En juin, un cargo transportant des tonnes de déchets canadiens entreposés pendant des années aux Philippines a été reexpédié (après moult discussions puis incidents diplomatiques à la clé) à l'expéditeur (voir Exportation de déchets et retour à l'expéditeur).
"Le problème, c'est que les quantités en cause sont extrêmement importantes", analyse Arnaud Brunet, directeur général du Bureau international du recyclage (BIR) : il y a eu un "engorgement des capacités techniques", ces autres pays asiatiques "ont été dépassés", à cela s'ajoute qu'ils ont également subi des "importations illégales", qui concernent notamment des "matières difficilement ou non recyclables".
Si de nombreux pays européens ont recyclé via les structures construites sur leurs territoires respectifs, des matières plastiques rentables - les bouteilles en PET transparent en sont un exemple illustrant le propos -, ils ont misé sur l'exportation pour traiter les matières de moindre valeur, voire de mauvaise qualité et/ou tout simplement "non recyclables" en l'état, économiquement ou techniquement.

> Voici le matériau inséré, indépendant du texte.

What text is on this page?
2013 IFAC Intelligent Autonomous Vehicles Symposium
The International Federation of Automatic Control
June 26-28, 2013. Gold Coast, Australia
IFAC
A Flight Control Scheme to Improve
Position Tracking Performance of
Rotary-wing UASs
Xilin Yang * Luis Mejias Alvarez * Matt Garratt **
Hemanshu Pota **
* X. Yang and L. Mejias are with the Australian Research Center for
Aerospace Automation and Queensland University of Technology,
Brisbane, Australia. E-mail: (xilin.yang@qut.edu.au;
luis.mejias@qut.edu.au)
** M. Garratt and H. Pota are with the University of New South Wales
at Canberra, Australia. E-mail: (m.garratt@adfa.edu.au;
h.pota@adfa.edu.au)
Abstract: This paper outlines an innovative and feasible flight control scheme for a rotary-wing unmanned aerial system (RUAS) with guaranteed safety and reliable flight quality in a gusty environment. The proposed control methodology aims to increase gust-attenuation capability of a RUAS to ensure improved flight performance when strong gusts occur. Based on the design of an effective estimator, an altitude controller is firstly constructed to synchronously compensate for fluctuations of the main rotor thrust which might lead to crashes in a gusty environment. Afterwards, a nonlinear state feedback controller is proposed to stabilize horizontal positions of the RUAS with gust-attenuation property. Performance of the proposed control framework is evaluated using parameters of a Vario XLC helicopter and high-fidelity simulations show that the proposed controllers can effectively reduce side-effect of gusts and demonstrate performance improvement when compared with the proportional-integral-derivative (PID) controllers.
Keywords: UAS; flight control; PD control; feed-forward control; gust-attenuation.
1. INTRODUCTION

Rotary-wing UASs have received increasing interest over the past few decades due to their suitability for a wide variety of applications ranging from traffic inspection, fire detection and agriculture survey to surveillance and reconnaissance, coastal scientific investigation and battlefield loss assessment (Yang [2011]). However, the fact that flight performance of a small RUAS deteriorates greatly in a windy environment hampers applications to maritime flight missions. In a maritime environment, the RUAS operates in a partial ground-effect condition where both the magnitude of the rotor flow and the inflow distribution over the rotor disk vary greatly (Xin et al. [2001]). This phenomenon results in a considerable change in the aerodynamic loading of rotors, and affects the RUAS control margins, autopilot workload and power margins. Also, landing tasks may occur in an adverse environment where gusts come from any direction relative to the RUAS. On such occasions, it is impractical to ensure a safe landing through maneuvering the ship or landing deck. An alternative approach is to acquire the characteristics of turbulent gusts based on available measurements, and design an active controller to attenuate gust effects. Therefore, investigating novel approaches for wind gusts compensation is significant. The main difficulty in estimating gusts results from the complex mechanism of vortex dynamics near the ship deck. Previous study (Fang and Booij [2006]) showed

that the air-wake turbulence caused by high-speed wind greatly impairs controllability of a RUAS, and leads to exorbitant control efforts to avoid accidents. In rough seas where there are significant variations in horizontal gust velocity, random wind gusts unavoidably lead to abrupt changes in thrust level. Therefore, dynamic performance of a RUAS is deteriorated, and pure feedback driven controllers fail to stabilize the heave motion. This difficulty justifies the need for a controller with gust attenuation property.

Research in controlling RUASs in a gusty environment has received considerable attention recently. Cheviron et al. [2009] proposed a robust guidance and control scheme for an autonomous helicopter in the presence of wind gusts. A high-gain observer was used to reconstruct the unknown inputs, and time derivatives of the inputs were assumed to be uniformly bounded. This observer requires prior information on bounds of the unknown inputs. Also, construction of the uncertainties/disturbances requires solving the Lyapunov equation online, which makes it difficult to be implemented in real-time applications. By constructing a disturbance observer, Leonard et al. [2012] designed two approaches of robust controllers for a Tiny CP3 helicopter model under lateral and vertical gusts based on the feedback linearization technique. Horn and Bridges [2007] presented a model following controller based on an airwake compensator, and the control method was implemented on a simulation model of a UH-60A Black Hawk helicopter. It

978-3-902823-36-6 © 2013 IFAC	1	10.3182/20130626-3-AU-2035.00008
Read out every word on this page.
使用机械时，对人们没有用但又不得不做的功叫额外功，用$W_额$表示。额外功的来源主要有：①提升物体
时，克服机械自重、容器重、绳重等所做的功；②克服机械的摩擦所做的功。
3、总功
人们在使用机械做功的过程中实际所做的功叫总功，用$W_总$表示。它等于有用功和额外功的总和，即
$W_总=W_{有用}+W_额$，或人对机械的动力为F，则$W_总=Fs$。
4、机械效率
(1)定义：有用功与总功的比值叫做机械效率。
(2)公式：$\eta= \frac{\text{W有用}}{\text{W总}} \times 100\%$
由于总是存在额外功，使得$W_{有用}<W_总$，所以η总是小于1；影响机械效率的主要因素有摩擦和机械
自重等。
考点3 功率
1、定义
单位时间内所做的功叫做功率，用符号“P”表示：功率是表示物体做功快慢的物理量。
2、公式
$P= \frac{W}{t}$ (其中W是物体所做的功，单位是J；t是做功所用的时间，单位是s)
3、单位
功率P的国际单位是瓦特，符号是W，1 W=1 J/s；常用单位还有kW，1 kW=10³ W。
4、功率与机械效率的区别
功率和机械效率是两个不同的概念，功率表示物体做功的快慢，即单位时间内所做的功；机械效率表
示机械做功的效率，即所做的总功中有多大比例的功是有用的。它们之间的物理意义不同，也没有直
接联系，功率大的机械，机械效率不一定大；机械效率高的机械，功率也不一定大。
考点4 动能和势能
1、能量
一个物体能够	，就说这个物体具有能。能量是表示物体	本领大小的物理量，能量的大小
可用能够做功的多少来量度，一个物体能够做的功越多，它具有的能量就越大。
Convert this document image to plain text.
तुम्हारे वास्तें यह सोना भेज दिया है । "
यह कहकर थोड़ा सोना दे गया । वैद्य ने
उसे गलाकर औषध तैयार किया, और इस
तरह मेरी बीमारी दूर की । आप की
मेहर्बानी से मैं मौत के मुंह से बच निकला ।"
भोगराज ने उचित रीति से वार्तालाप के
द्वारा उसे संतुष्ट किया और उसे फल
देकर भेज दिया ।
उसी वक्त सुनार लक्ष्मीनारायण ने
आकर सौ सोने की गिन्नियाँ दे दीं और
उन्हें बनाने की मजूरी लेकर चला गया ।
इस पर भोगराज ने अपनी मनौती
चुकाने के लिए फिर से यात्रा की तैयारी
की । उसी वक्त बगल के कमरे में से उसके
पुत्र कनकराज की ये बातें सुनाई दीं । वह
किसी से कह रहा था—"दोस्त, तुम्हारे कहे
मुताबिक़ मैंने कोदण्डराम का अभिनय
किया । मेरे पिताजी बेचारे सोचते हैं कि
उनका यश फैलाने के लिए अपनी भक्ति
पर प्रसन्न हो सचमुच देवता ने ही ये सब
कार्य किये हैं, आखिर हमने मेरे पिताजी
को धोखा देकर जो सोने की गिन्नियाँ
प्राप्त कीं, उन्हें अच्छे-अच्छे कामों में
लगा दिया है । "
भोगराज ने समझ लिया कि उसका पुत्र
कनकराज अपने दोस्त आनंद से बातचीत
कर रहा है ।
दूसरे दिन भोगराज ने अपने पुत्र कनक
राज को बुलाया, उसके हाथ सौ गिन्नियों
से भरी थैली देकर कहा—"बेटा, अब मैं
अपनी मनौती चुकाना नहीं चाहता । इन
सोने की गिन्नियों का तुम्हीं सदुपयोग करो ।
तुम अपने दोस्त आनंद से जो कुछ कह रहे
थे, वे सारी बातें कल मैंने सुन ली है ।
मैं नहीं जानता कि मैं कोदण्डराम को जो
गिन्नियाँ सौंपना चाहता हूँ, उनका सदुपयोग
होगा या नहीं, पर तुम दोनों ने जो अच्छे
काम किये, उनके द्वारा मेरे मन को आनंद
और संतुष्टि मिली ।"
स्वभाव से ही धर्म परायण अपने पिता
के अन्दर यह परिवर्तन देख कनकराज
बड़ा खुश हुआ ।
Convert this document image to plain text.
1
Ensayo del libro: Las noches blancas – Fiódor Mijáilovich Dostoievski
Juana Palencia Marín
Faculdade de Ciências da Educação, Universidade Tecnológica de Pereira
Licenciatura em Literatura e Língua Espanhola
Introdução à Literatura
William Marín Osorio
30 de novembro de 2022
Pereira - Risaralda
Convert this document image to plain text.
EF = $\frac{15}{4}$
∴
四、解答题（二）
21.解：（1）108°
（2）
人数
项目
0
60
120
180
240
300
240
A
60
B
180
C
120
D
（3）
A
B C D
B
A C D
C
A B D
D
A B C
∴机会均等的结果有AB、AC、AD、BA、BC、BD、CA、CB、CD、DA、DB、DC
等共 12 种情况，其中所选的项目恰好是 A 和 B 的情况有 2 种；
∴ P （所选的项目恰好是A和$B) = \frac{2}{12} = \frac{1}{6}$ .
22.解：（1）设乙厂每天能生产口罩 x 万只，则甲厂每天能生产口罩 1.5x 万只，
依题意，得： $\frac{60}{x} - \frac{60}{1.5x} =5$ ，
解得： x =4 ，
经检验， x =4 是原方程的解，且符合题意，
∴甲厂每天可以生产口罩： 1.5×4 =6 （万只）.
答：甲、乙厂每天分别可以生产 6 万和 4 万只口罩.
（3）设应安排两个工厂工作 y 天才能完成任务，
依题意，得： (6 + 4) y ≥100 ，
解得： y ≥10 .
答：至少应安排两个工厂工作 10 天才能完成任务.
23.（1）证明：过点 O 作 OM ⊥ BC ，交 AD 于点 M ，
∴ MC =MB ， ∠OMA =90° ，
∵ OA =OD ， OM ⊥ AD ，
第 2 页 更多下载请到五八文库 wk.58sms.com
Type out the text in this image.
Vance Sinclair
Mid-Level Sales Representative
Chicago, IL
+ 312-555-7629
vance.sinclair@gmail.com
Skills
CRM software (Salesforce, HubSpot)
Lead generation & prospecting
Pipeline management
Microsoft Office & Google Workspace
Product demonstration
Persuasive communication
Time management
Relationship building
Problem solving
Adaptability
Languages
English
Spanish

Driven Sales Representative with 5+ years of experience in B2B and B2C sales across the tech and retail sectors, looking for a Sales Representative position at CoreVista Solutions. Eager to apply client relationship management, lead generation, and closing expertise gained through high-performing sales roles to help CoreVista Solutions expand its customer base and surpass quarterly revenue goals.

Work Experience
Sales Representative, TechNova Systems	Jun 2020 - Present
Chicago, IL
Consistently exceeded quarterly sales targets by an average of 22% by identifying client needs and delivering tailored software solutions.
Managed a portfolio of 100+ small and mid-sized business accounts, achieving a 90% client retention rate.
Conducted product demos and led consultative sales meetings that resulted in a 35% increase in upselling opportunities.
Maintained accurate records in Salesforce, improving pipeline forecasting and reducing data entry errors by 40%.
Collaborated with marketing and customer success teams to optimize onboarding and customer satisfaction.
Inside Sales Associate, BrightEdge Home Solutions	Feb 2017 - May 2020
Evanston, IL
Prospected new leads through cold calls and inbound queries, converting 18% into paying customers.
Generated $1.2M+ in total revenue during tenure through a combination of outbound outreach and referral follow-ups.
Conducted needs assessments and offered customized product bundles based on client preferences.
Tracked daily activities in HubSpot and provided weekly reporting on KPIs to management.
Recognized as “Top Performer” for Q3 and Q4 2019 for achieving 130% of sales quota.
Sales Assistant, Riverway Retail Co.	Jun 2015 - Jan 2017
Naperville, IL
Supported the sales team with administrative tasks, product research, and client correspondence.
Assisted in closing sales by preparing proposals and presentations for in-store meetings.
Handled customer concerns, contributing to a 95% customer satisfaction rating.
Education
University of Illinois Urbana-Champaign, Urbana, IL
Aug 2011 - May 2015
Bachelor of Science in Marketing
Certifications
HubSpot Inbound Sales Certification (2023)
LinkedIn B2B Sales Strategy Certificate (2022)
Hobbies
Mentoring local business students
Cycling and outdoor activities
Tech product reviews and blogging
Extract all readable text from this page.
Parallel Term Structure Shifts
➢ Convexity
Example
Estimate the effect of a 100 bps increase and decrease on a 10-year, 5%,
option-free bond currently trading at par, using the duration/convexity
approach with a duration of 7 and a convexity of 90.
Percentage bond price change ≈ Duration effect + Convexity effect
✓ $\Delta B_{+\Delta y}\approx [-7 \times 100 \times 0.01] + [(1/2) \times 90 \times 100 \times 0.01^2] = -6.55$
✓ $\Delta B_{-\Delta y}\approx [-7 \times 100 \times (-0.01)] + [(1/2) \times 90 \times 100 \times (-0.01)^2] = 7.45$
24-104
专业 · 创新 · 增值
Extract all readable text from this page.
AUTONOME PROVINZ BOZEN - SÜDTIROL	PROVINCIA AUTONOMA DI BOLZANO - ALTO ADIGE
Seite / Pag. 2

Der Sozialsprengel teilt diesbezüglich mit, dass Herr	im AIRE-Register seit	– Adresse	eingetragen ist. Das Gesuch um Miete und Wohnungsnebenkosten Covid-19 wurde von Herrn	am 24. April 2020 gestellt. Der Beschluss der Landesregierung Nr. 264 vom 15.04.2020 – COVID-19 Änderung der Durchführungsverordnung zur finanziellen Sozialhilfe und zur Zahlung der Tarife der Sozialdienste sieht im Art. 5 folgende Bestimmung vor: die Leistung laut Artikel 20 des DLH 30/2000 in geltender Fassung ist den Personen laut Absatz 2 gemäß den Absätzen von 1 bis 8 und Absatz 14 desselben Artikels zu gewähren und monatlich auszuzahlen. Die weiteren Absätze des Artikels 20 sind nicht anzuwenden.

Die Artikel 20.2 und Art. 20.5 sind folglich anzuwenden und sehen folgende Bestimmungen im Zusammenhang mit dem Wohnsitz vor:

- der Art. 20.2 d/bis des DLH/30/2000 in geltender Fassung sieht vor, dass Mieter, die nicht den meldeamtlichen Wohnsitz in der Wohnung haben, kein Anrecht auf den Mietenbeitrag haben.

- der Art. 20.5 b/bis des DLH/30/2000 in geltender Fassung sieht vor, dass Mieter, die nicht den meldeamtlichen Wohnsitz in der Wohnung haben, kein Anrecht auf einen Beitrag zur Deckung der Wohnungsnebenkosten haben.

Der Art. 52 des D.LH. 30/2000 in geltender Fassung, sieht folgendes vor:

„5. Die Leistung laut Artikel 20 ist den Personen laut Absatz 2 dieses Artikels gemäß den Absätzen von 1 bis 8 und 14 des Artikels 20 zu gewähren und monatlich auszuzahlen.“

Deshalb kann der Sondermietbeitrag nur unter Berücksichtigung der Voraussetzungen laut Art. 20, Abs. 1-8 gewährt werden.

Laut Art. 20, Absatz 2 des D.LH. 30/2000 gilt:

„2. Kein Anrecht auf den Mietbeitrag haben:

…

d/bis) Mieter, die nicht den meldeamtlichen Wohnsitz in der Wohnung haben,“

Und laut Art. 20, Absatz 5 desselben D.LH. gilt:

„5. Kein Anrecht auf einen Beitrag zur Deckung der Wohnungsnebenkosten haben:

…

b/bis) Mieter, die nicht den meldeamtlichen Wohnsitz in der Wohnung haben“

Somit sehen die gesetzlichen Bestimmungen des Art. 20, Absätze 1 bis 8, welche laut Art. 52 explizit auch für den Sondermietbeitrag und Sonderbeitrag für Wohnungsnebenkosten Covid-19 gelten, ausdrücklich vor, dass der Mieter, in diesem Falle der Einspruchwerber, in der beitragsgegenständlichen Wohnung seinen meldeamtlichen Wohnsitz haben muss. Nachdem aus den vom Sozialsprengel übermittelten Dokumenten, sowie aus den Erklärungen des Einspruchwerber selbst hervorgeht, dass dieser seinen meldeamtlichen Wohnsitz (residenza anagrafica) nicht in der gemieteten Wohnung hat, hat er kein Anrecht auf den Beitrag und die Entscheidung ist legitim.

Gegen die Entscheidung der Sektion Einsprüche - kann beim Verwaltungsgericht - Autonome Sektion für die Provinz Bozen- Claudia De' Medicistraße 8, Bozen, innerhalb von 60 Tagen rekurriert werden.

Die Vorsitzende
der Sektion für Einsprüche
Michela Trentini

Si les portes closes devaient se multiplier, les pays occidentaux disposeraient de fort peu de possibilités pour gérer les déchets plastiques trop coûteux à recycler : enfouissement (voué à une réduction drastique, du moins en Europe) ou valorisation énergétique, deux modes de traitement pour lesquels la fiscalité a été revue à la hausse sensible si l'on prend le cas de la France pour exemple. A cela s'ajoute le manque de débouchés locaux constaté pour une part de la matière recyclée ; celle-ci était auparavant incorporée dans les productions chinoises.
Si l'on n'est pas sorti d'affaire dans l'immédiat, à moyen terme, "la solution consistera à sortir par le haut, d'investir dans la R&D pour mettre au point des processus de tri plus fins, plus efficaces, afin de gagner en qualité et d'atteindre des niveaux acceptables par certains pays", expose Arnaud Brunet.
Cela étant, il est impératif que les recycleurs et fournisseurs de technologie de recyclage ne travaillent pas seuls sur le sujet : penser à la fin de vie du produit dès sa conception, incorporer des matières recyclées (de qualité) dans sa fabrication ou encore en privilégier une seule pour réaliser un emballage, sont autant de pistes qui simplifieraient l'inévitable gestion des déchets. En d'autres termes, il faudrait aussi que les producteurs de matières plastiques fassent leur part d'efforts en produisant sans omettre de penser au nécessaire recyclage ultérieur de leurs fabrications et donc à la recyclabilité de celles-ci.
Preuve est faite que le sempiternel discours consistant à dire et répéter que "c'est aux recycleurs à s'adapter " relève du non sens : un travail collaboratif s'impose. Les déchets plastiques dont sont responsables les metteurs en marché l'impose.